For a long time, I had felt invisible but in the last few years it had become even more noticeable how I had become invisible to others.

A few years ago, I read an article about Sinead Keane, a marathon runner, who happens to have impaired vision.  In 2015 the organisers of the Women’s Mini Marathon, which is held annually in Dublin, would not let her running guide take part as he was male.  She challenged that decision and won.  A sentence in the interview with her kept reverberating in my head It’s about making invisible visible

This led me to remembering three Dunne’s stores workers who went on strike  in 1984 in Dublin after  refusing to handle south African produce due to Apartheid. When I spoke to them at the time, they talked about supporting  women in South Africa who were invisible.

While researching further into the whole idea on invisibility I came across many organisations who work for those who are invisible in our societies.  From those who are homeless, to those who use the law to secure equality and justice for people with mental disabilities worldwide.

Initially I was going to call this blog Dear Invisible but after my research I found I couldn’t.  There are many who are truly invisible.

However, that doesn’t take away the fact that many a person feels invisible. I initially believed that it was only as one got older that one felt invisible.  With the onset of wrinkles, grey hair, sagging chins, and other parts of the body, that then the sense of being invisible really manifests itself.

However, is this really so?  Or is it perhaps that one learns to feel invisible?  Perhaps we allow ourselves and give ourselves permission to be invisible?
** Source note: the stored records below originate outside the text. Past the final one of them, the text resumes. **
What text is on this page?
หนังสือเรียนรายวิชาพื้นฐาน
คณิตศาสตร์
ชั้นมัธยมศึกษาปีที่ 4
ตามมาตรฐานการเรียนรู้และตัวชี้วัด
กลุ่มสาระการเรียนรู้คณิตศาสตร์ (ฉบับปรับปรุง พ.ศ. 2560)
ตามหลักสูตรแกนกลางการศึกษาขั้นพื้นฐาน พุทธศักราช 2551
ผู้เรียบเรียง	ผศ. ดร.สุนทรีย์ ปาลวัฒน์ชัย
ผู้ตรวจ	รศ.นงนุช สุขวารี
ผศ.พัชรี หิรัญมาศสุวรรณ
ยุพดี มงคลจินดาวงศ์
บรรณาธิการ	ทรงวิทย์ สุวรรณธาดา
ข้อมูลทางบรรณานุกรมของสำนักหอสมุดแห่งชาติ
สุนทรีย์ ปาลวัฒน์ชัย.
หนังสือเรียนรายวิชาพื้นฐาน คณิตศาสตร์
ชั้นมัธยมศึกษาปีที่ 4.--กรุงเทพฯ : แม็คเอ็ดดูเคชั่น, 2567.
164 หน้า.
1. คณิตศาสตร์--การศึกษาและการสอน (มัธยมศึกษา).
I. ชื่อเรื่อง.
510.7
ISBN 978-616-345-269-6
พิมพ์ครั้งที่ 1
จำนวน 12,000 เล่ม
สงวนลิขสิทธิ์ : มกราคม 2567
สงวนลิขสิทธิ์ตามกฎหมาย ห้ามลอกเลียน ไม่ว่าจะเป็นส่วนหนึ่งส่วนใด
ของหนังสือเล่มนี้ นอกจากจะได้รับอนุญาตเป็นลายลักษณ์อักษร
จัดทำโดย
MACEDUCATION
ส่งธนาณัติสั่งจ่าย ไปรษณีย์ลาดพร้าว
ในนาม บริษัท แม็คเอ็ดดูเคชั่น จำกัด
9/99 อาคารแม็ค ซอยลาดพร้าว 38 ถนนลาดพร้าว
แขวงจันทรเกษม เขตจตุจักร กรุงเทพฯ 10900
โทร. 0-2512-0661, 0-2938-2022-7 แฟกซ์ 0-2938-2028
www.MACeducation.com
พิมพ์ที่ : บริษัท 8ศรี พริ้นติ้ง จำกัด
I don’t believe this.  I think the feeling of being invisible is linked to confidence or the lack of it.

It is amazing how over a number of years on one can loose self confidence or the feeling of self worth for whatever reason.  Regaining self-confidence is difficult and requires courage.  It is an ongoing process but once one starts it is an intoxicating feeling.
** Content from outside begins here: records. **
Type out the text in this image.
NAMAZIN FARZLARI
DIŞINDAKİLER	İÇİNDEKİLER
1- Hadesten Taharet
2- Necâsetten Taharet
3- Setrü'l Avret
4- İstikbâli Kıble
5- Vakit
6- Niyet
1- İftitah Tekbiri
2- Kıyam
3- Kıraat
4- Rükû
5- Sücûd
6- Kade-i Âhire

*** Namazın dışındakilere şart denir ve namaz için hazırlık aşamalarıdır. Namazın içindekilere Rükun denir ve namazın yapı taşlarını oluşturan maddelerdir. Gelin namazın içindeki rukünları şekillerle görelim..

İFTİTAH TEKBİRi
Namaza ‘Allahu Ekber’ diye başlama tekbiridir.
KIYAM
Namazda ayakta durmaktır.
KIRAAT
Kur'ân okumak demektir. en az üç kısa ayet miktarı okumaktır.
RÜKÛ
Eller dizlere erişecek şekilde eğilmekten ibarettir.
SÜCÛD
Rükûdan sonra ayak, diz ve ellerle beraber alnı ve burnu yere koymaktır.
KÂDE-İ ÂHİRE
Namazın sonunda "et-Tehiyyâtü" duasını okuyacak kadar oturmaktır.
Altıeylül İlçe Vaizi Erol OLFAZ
Taking on board Sinead Keane’s quote “it’s about making invisible visible” moving from a lack of self confidence to gaining in confidence enables the feeling of being invisible gradually disappear.  Like anything which is important it requires work and it needs constant help but it is so worth it.

It takes courage to stop feeling invisible.  In order to regain self-confidence, one has to move outside one’s comfort zone.  Even if it only baby steps one takes it taking that first step is that is important.

Feel empowered.  If you start to feel it, then your voice will be heard and you will never go back Mary Robinson.  This quote is so true and so inspiring.  Finding and feeling good about oneself is a very powerful feeling. i keep this quote with me where ever I go. I put it on the first page of each journal.

Taking those first steps and rewarding oneself is essential.  Recently I attended a course knowing absolutely no one.  A year ago, I would not have even contemplated attending.  But by preparing in advance I did attend.  What gave me the confidence was that I went to the venue in advance and knew exactly where I was going.  I googled the key note speaker.  I emailed the organiser with questions I had.  On the morning of the course I was able to walk in with confidence and attend.  It was still difficult especially when it came to coffee breaks but I made myself talk with two other attendees.

By putting into place things which helped me to feel confiden, allowed me to attend the conference and enabled me to speak.  I was visible and although at times the feeling of being invisible started to creap in. However,  I stopped the feeling from developing.  It was exhausting day but so worth it.

I found a saying recently I am currently under construction and that is me at the moment.